Made in Italy è zeppo di risentimenti del nuovo proletariato quarantenne, un esercito di estetiste, osteopate e gestori di palestre con smartphone, tatuaggi, e amicizia con coppia gay. Eppure Ligabue (soggetto, sceneggiatura e regia) trova spazio per ficcarci Pavese e la disperazione del singolo che non trova più sbocchi se non nell’appassire. Nessuna nostalgia per i tempi da Emilia rossa che furono, perché quella raccontata dal rocker è un’Emilia marroncina, gravida di rancore anti-sistema, di un sentimento di sfiducia nelle istituzioni di un paese sclerotizzato che tutto può essere ma non privo di una lampante elaborazione drammaturgica sulla contemporaneità. E nonostante il risultato generale dell’opera rischi talvolta di sfiorare il kitsch, come in alcuni momenti stravaganti della coppia protagonista (il matrimonio, ad esempio), Made in Italy rimane un film con un’anima, che mette in immagini il coraggio delle proprie idee, esposizione bonaria dei limiti culturali del volgo, sottolineatura e non esaltazione di quel “populismo” che nei discorsi progressisti dell’oggi sembra una malattia infettiva da abbattere con il napalm. In tempi di tinelli da psicodramma e commedia rantolanti battute che non fanno ridere, Ligabue ha il pregio di proporre un film di pancia e di testa dura, politico e mai scontato.

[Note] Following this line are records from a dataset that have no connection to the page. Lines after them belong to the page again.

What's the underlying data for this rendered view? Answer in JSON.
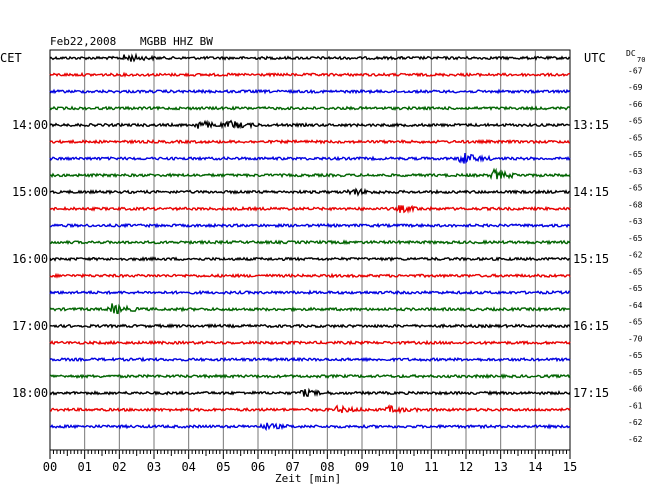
{
  "header": {
    "date": "Feb22,2008",
    "station": "MGBB HHZ BW",
    "left_zone": "CET",
    "right_zone": "UTC",
    "dc_label": "DC",
    "dc_sub": "70"
  },
  "chart_data": {
    "type": "line",
    "title": "Feb22,2008  MGBB HHZ BW",
    "xlabel": "Zeit [min]",
    "xlim": [
      0,
      15
    ],
    "x_ticks": [
      "00",
      "01",
      "02",
      "03",
      "04",
      "05",
      "06",
      "07",
      "08",
      "09",
      "10",
      "11",
      "12",
      "13",
      "14",
      "15"
    ],
    "grid": true,
    "colors": [
      "#000000",
      "#e80000",
      "#0000e0",
      "#006400"
    ],
    "trace_color_cycle": [
      "black",
      "red",
      "blue",
      "green"
    ],
    "left_time_labels": [
      {
        "trace": 4,
        "label": "14:00"
      },
      {
        "trace": 8,
        "label": "15:00"
      },
      {
        "trace": 12,
        "label": "16:00"
      },
      {
        "trace": 16,
        "label": "17:00"
      },
      {
        "trace": 20,
        "label": "18:00"
      }
    ],
    "right_time_labels": [
      {
        "trace": 4,
        "label": "13:15"
      },
      {
        "trace": 8,
        "label": "14:15"
      },
      {
        "trace": 12,
        "label": "15:15"
      },
      {
        "trace": 16,
        "label": "16:15"
      },
      {
        "trace": 20,
        "label": "17:15"
      }
    ],
    "dc_values": [
      "-67",
      "-69",
      "-66",
      "-65",
      "-65",
      "-65",
      "-63",
      "-65",
      "-68",
      "-63",
      "-65",
      "-62",
      "-65",
      "-65",
      "-64",
      "-65",
      "-70",
      "-65",
      "-65",
      "-66",
      "-61",
      "-62",
      "-62"
    ],
    "events": [
      {
        "trace": 0,
        "minute": 2.2,
        "amplitude": 4
      },
      {
        "trace": 4,
        "minute": 4.3,
        "amplitude": 4
      },
      {
        "trace": 4,
        "minute": 5.2,
        "amplitude": 4
      },
      {
        "trace": 6,
        "minute": 11.9,
        "amplitude": 6
      },
      {
        "trace": 7,
        "minute": 12.8,
        "amplitude": 5
      },
      {
        "trace": 8,
        "minute": 8.7,
        "amplitude": 3
      },
      {
        "trace": 9,
        "minute": 10.1,
        "amplitude": 3
      },
      {
        "trace": 15,
        "minute": 1.8,
        "amplitude": 5
      },
      {
        "trace": 20,
        "minute": 7.3,
        "amplitude": 3
      },
      {
        "trace": 21,
        "minute": 8.3,
        "amplitude": 3
      },
      {
        "trace": 21,
        "minute": 9.8,
        "amplitude": 3
      },
      {
        "trace": 22,
        "minute": 6.2,
        "amplitude": 3
      }
    ]
  }
}
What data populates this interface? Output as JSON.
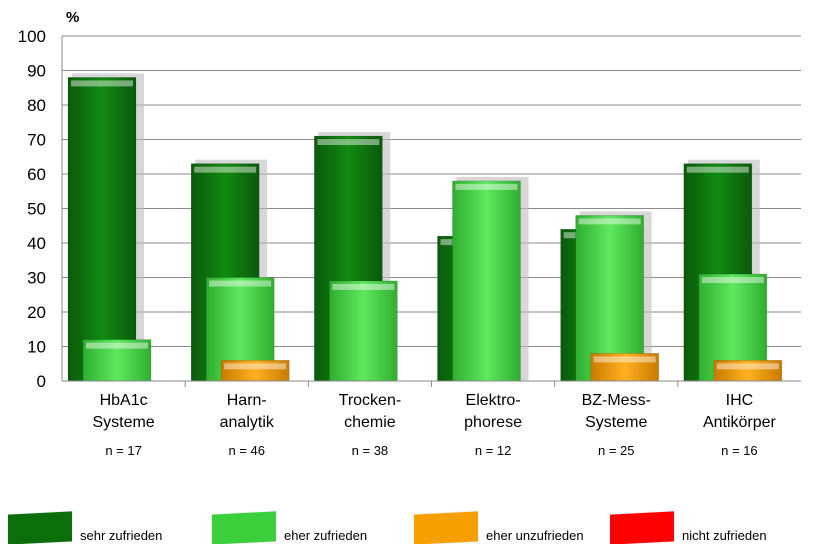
{
  "chart_data": {
    "type": "bar",
    "ylabel": "%",
    "ylim": [
      0,
      100
    ],
    "yticks": [
      0,
      10,
      20,
      30,
      40,
      50,
      60,
      70,
      80,
      90,
      100
    ],
    "grid": true,
    "categories": [
      {
        "label": [
          "HbA1c",
          "Systeme"
        ],
        "n": "n =  17"
      },
      {
        "label": [
          "Harn-",
          "analytik"
        ],
        "n": "n = 46"
      },
      {
        "label": [
          "Trocken-",
          "chemie"
        ],
        "n": "n = 38"
      },
      {
        "label": [
          "Elektro-",
          "phorese"
        ],
        "n": "n = 12"
      },
      {
        "label": [
          "BZ-Mess-",
          "Systeme"
        ],
        "n": "n = 25"
      },
      {
        "label": [
          "IHC",
          "Antikörper"
        ],
        "n": "n = 16"
      }
    ],
    "series": [
      {
        "name": "sehr zufrieden",
        "color": "#0b6e0b",
        "values": [
          88,
          63,
          71,
          42,
          44,
          63
        ]
      },
      {
        "name": "eher zufrieden",
        "color": "#3ccf3c",
        "values": [
          12,
          30,
          29,
          58,
          48,
          31
        ]
      },
      {
        "name": "eher unzufrieden",
        "color": "#f5a000",
        "values": [
          0,
          6,
          0,
          0,
          8,
          6
        ]
      },
      {
        "name": "nicht zufrieden",
        "color": "#ff0000",
        "values": [
          0,
          0,
          0,
          0,
          0,
          0
        ]
      }
    ],
    "legend_position": "bottom"
  }
}
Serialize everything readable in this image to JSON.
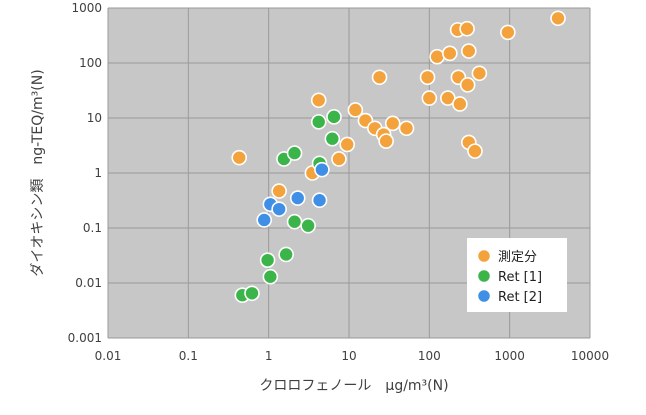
{
  "chart_data": {
    "type": "scatter",
    "xscale": "log",
    "yscale": "log",
    "xlim": [
      0.01,
      10000
    ],
    "ylim": [
      0.001,
      1000
    ],
    "grid": true,
    "legend_position": "bottom-right",
    "xlabel": "クロロフェノール　μg/m³(N)",
    "ylabel": "ダイオキシン類　ng-TEQ/m³(N)",
    "x_tick_labels": [
      "0.01",
      "0.1",
      "1",
      "10",
      "100",
      "1000",
      "10000"
    ],
    "y_tick_labels": [
      "0.001",
      "0.01",
      "0.1",
      "1",
      "10",
      "100",
      "1000"
    ],
    "series": [
      {
        "name": "測定分",
        "color": "#f4a33c",
        "points": [
          [
            0.43,
            1.9
          ],
          [
            1.35,
            0.47
          ],
          [
            3.5,
            1.0
          ],
          [
            4.2,
            21
          ],
          [
            7.5,
            1.8
          ],
          [
            9.5,
            3.3
          ],
          [
            12,
            14
          ],
          [
            16,
            9
          ],
          [
            21,
            6.5
          ],
          [
            24,
            55
          ],
          [
            27,
            5
          ],
          [
            29,
            3.8
          ],
          [
            35,
            8
          ],
          [
            52,
            6.5
          ],
          [
            95,
            55
          ],
          [
            100,
            23
          ],
          [
            125,
            130
          ],
          [
            170,
            23
          ],
          [
            180,
            150
          ],
          [
            225,
            400
          ],
          [
            230,
            55
          ],
          [
            240,
            18
          ],
          [
            295,
            420
          ],
          [
            310,
            165
          ],
          [
            300,
            40
          ],
          [
            310,
            3.6
          ],
          [
            370,
            2.5
          ],
          [
            420,
            65
          ],
          [
            950,
            360
          ],
          [
            4000,
            650
          ]
        ]
      },
      {
        "name": "Ret [1]",
        "color": "#3bb44a",
        "points": [
          [
            0.47,
            0.006
          ],
          [
            0.62,
            0.0065
          ],
          [
            0.97,
            0.026
          ],
          [
            1.05,
            0.013
          ],
          [
            1.65,
            0.033
          ],
          [
            1.55,
            1.8
          ],
          [
            2.1,
            2.3
          ],
          [
            2.1,
            0.13
          ],
          [
            3.1,
            0.11
          ],
          [
            4.2,
            8.5
          ],
          [
            4.3,
            1.5
          ],
          [
            6.2,
            4.2
          ],
          [
            6.5,
            10.5
          ]
        ]
      },
      {
        "name": "Ret [2]",
        "color": "#3f8fe6",
        "points": [
          [
            0.88,
            0.14
          ],
          [
            1.05,
            0.27
          ],
          [
            1.35,
            0.22
          ],
          [
            2.3,
            0.35
          ],
          [
            4.3,
            0.32
          ],
          [
            4.6,
            1.15
          ]
        ]
      }
    ]
  }
}
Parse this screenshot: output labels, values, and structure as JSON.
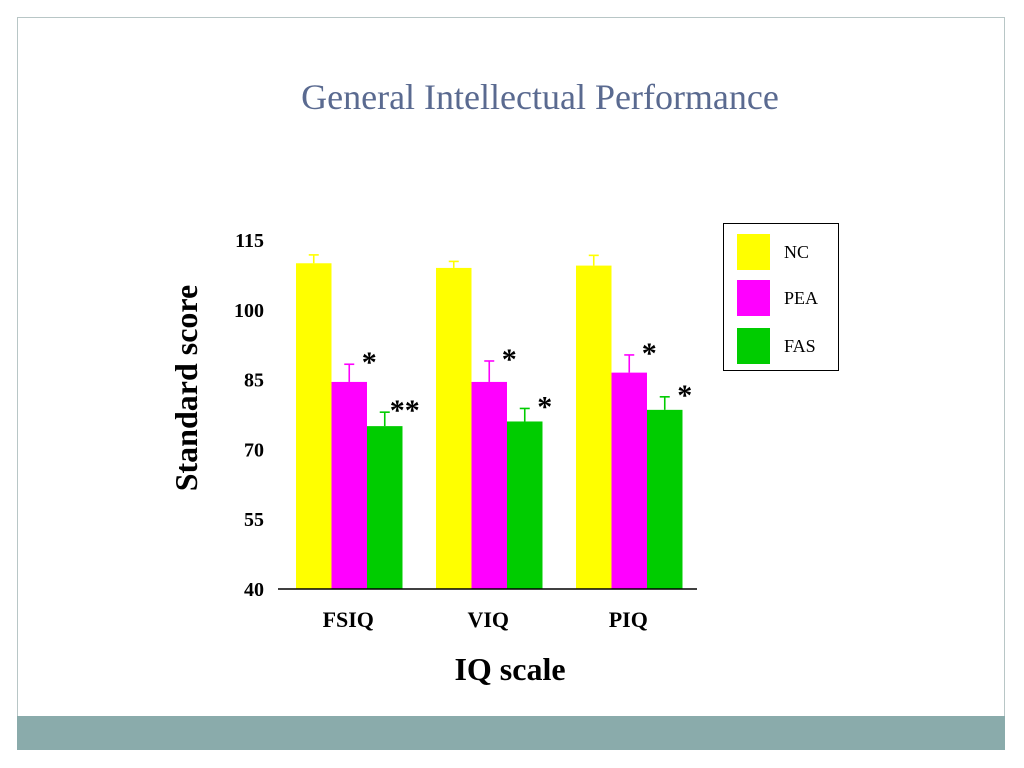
{
  "slide": {
    "title": "General Intellectual Performance"
  },
  "chart_data": {
    "type": "bar",
    "xlabel": "IQ scale",
    "ylabel": "Standard score",
    "ylim": [
      40,
      115
    ],
    "yticks": [
      40,
      55,
      70,
      85,
      100,
      115
    ],
    "categories": [
      "FSIQ",
      "VIQ",
      "PIQ"
    ],
    "series": [
      {
        "name": "NC",
        "color": "#ffff00",
        "values": [
          110,
          109,
          109.5
        ],
        "errors": [
          1.8,
          1.4,
          2.2
        ]
      },
      {
        "name": "PEA",
        "color": "#ff00ff",
        "values": [
          84.5,
          84.5,
          86.5
        ],
        "errors": [
          3.8,
          4.5,
          3.8
        ]
      },
      {
        "name": "FAS",
        "color": "#00cc00",
        "values": [
          75,
          76,
          78.5
        ],
        "errors": [
          3.0,
          2.8,
          2.8
        ]
      }
    ],
    "annotations": [
      {
        "category": 0,
        "series": 1,
        "text": "*"
      },
      {
        "category": 0,
        "series": 2,
        "text": "**"
      },
      {
        "category": 1,
        "series": 1,
        "text": "*"
      },
      {
        "category": 1,
        "series": 2,
        "text": "*"
      },
      {
        "category": 2,
        "series": 1,
        "text": "*"
      },
      {
        "category": 2,
        "series": 2,
        "text": "*"
      }
    ],
    "legend": "right"
  }
}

Un dinoccolato Accorsi, infine, cicca in bocca, camicione da rocker aperto sul davanti, e pugno facile, si infila come un guanto il personaggio del provinciale dall’anima intonsa e dalla rabbia compressa nello stomaco e nella mente. Strapiombo esistenziale che in altri tempi veniva osservato, ovviamente con un’estetica cinematografica più raffinata, da un Olmi o da un Antonioni. Un neo evidente e grosso però a Ligabue non glielo si perdona: i suoi brani musicali (mai piaciuti, ma una questione altamente soggettiva) che si ha l’accortezza di tenere di accompagnamento e strumentali fino al minuto 40 dentro al corpo filmico di Made in Italy quando diventano scrittura e traino della storia ci stanno a dire davvero poco.